In the hurly-burly of an election campaign, the long view tends to suffer. That is doubly the case when one of the main parties has based their offer to the British people on the idea that the country has become irredeemably awful.
Nowhere is this more the case than with the NHS, on which Labour has concentrated so heavily. One of the many baleful things about this campaign has been that so much time and attention has been spent on the fantasy of “selling off” the health service, and very little on how a future government might sensibly address the challenges it faces.
A new release today from the Office for National Statistics makes for both cheerful and sobering reading on this point. Cheerful, because – as my colleague Robert Colvile noted this morning – it shows that mortality rates in the UK have fallen 25% since the turn of the millennium (when the statistical series began).
If you live in Britain, you’re more likely to live a long life now than at any point in our history, and that’s surely something to celebrate. But it does also have serious consequences. One of the reasons there are such pressures on the NHS is that the overall make-up of the British population has got a lot older. That is in many ways a wonderful thing, but it does also mean that more patients are presenting with age-related health conditions and multiple, complex needs.
It’s hard to overstate the scale of that change. One estimate suggests that from 2012 to 2032 the populations of 65-84 year olds will go up by 39% and the number of over-85s will more than double. There isn’t space here to go into the myriad implcations that will have for the structure of the British economy, but it’s obvious what it will mean for health and social care – we will have to come up with a way to manage what is certain to be hugely increased demand in the future.

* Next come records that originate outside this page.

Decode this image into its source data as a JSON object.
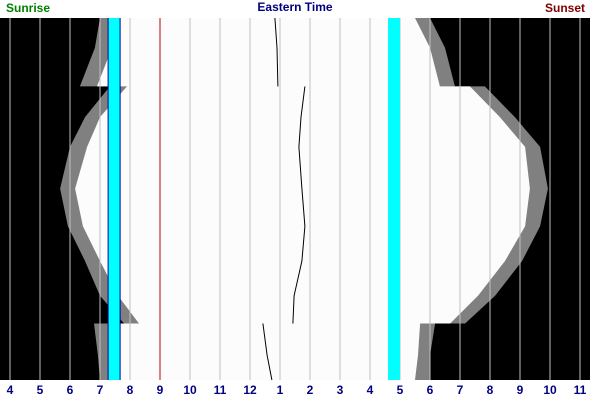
{
  "chart_data": {
    "type": "daylight",
    "title": "Eastern Time",
    "left_label": "Sunrise",
    "right_label": "Sunset",
    "days": [
      0,
      30,
      69,
      69,
      100,
      130,
      172,
      210,
      245,
      280,
      308,
      308,
      340,
      365
    ],
    "dawn": [
      7.0,
      6.83,
      6.33,
      7.33,
      6.5,
      6.0,
      5.67,
      5.93,
      6.5,
      7.0,
      7.8,
      6.8,
      6.93,
      7.0
    ],
    "sunrise": [
      7.67,
      7.4,
      6.9,
      7.9,
      7.0,
      6.57,
      6.17,
      6.43,
      7.0,
      7.6,
      8.3,
      7.3,
      7.57,
      7.67
    ],
    "sunset": [
      17.5,
      18.0,
      18.33,
      19.33,
      20.33,
      21.17,
      21.33,
      21.17,
      20.5,
      19.6,
      18.67,
      17.67,
      17.6,
      17.5
    ],
    "dusk": [
      18.0,
      18.5,
      18.83,
      19.83,
      20.83,
      21.67,
      21.93,
      21.67,
      21.07,
      20.17,
      19.17,
      18.17,
      18.0,
      18.0
    ],
    "solar_noon": [
      12.83,
      12.9,
      12.93,
      13.83,
      13.7,
      13.63,
      13.73,
      13.83,
      13.73,
      13.47,
      13.43,
      12.43,
      12.57,
      12.73
    ],
    "night_color": "#000000",
    "twilight_color": "#808080",
    "day_color": "#fcfcfc",
    "noon_color": "#000000",
    "bands": [
      {
        "from": 7.27,
        "to": 7.67,
        "color": "#00ffff"
      },
      {
        "from": 16.6,
        "to": 17.0,
        "color": "#00ffff"
      }
    ],
    "lines": [
      {
        "at": 7.27,
        "color": "#0000a0"
      },
      {
        "at": 7.67,
        "color": "#0000a0"
      },
      {
        "at": 9,
        "color": "#c00000"
      }
    ],
    "grid": true,
    "xlim": [
      3.6667,
      23.3333
    ],
    "ylim": [
      0,
      365
    ],
    "xticks": [
      4,
      5,
      6,
      7,
      8,
      9,
      10,
      11,
      12,
      {
        "value": 13,
        "label": "1"
      },
      {
        "value": 14,
        "label": "2"
      },
      {
        "value": 15,
        "label": "3"
      },
      {
        "value": 16,
        "label": "4"
      },
      {
        "value": 17,
        "label": "5"
      },
      {
        "value": 18,
        "label": "6"
      },
      {
        "value": 19,
        "label": "7"
      },
      {
        "value": 20,
        "label": "8"
      },
      {
        "value": 21,
        "label": "9"
      },
      {
        "value": 22,
        "label": "10"
      },
      {
        "value": 23,
        "label": "11"
      }
    ]
  }
}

A political and media debate that seems to revolve almost entirely about funding misses this crucial dimension. Screeching about ‘privatisation’, or raising the spectre of a disastrous US-style private health system, does little to advance things.
Hospital treatment is, of course, only one part of this. Just as important, both fiscally and in terms of quality of life, is sorting out our social care system. One of the great tragedies of recent political life is that the 2017 ‘dementia tax’ debacle has re-toxified an issue that ought to be of front rank importance for all political parties.
The Conservatives offer a cross-party solution of some sort, without much in the way of specific, while Labour pledge to spend £6bn more by 2020/21 on personal care – not an outrageous suggestion in itself, but one tucked into a manifesto so replete with extravagant spending commitments it’s pretty hard to take any of it seriously. As another of my CPS colleagues Tom Clougherty points out today, Labour’s plans are very far from ‘fully costed’, and their proposals to hike corporate taxes would be a “disaster for businesses, workers and savers”. With such an extensive wish-list, Labour would soon have to either turn on the printing presses (not a possibility we would exclude) or raise VAT, national insurance and income tax on the many, not the few – blowing apart their claims that only those at the top would have to pay more.
Whoever does triumph in tomorrow’s election, though, an inflection point is soon approaching where politicians will need to come clean with voters. Simply put, if we want a society where old people are taken care of, it will mean either paying higher taxes or radically shifting spending priorities from other areas.